Jika dugaan keterlibatan akuntan publik di atas benar, maka sebagai seorang akuntan
publik, Biasa Sitepu seharusnya menjalankan tugas dengan berdasar pada etika profesi yang ada.
Ada lima aturan etika yang telah ditetapkan oleh Ikatan Akuntan Indonesia-Kompartemen
Akuntan Publik (IAI-KAP). Lima aturan etika itu adalah :
1. Independensi, integritas, dan obyektivitas
2. Standar umum dan prinsip akuntansi
3. Tanggung jawab kepada klien
4. Tanggung jawab kepada rekan seprofesi
5. Tanggung jawab dan praktik lain
Aturan-aturan etika ini harus diterapkan oleh anggota IAI-KAP dan staf professional
(baik yang anggota IAI-KAP maupun yang bukan anggota IAI-KAP) yang bekerja pada satu
Kantor Akuntan Publik (KAP).
3.3 Solusi:
Dalam kasus ini, seorang akuntan publik (Biasa Sitepu) sudah melanggar prinsip kode
etik yang ditetapkan oleh KAP ( Kantor Akuntan Publik ). Biasa Sitepu telah melanggar
beberapa prinsip kode etik diantaranya yaitu :
1) Prinsip tanggung jawab : Dalam melaksanakan tugasnya dia (Biasa Sitepu) tidak
mempertimbangkan moral dan profesionalismenya sebagai seorang akuntan sehingga dapat
menimbulkan berbagai kecurangan dan membuat ketidakpercayaan terhadap masyarakat.
2) Prinsip integritas : Awalnya dia tidak mengakui kecurangan yang dia lakukan hingga akhirnya
diperiksa dan dikonfrontir keterangannya dengan para saksi.
3) Prinsip obyektivitas : Dia telah bersikap tidak jujur, mudah dipengaruhi oleh pihak lain.

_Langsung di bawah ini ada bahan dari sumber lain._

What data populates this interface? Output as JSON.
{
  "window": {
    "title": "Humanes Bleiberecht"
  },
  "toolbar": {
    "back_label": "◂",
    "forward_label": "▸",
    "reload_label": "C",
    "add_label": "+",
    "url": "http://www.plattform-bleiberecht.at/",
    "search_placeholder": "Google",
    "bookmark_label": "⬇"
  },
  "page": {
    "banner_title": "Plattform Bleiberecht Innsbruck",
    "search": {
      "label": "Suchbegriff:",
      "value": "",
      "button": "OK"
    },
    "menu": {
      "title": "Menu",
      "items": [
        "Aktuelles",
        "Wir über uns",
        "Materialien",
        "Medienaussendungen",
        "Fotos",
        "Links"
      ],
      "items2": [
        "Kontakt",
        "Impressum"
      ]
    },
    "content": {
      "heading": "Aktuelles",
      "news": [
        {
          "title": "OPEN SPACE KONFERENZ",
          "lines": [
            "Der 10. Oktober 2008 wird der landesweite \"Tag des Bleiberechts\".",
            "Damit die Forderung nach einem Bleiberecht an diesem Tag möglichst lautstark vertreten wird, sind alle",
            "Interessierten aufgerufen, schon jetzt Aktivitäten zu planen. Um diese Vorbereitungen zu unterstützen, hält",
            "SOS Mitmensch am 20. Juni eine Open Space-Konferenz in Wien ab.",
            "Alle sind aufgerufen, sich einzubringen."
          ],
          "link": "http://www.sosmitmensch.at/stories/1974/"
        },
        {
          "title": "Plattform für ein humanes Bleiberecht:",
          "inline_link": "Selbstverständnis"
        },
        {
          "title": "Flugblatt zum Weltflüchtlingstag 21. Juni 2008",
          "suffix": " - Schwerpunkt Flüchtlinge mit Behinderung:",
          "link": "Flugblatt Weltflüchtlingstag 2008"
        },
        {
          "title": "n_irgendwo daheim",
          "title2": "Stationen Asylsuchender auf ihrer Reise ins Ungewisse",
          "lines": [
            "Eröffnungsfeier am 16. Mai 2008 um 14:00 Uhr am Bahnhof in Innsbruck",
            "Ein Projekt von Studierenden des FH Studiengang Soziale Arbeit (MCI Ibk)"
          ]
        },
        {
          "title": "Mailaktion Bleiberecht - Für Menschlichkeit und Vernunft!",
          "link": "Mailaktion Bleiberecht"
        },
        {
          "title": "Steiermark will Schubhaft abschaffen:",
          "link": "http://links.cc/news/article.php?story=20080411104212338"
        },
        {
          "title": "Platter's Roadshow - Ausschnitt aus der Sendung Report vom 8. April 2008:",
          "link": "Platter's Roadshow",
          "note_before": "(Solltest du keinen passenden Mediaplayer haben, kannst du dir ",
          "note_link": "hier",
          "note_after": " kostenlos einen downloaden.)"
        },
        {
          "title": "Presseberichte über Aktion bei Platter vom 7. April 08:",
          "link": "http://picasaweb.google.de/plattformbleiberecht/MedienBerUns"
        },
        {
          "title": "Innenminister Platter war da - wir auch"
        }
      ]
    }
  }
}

4) Prinsip perilaku profesional : Dia tidak konsisten dalam menjalankan tugasnya sebagai akuntan
publik telah melanggar etika profesi.
5) Prinsip standar teknis : Dia tidak mengikuti undang-undang yang berlaku sehingga tidak
menunjukkan sikap profesionalnya sesuai standar teknis dan standar profesional yang relevan.
BAB IV
KESIMPULAN DAN SARAN
Biasa Sitepu dalam menjalankan tugasnya harus mempertahankan integritas dan
obyektivitas, harus bebas dari benturan kepentingan (conflict of interest) dan tidak boleh
membiarkan faktor salah saji material (material misstatement) yang diketahuinya atau
mengalihkan pertimbangannya kepada pihak lain.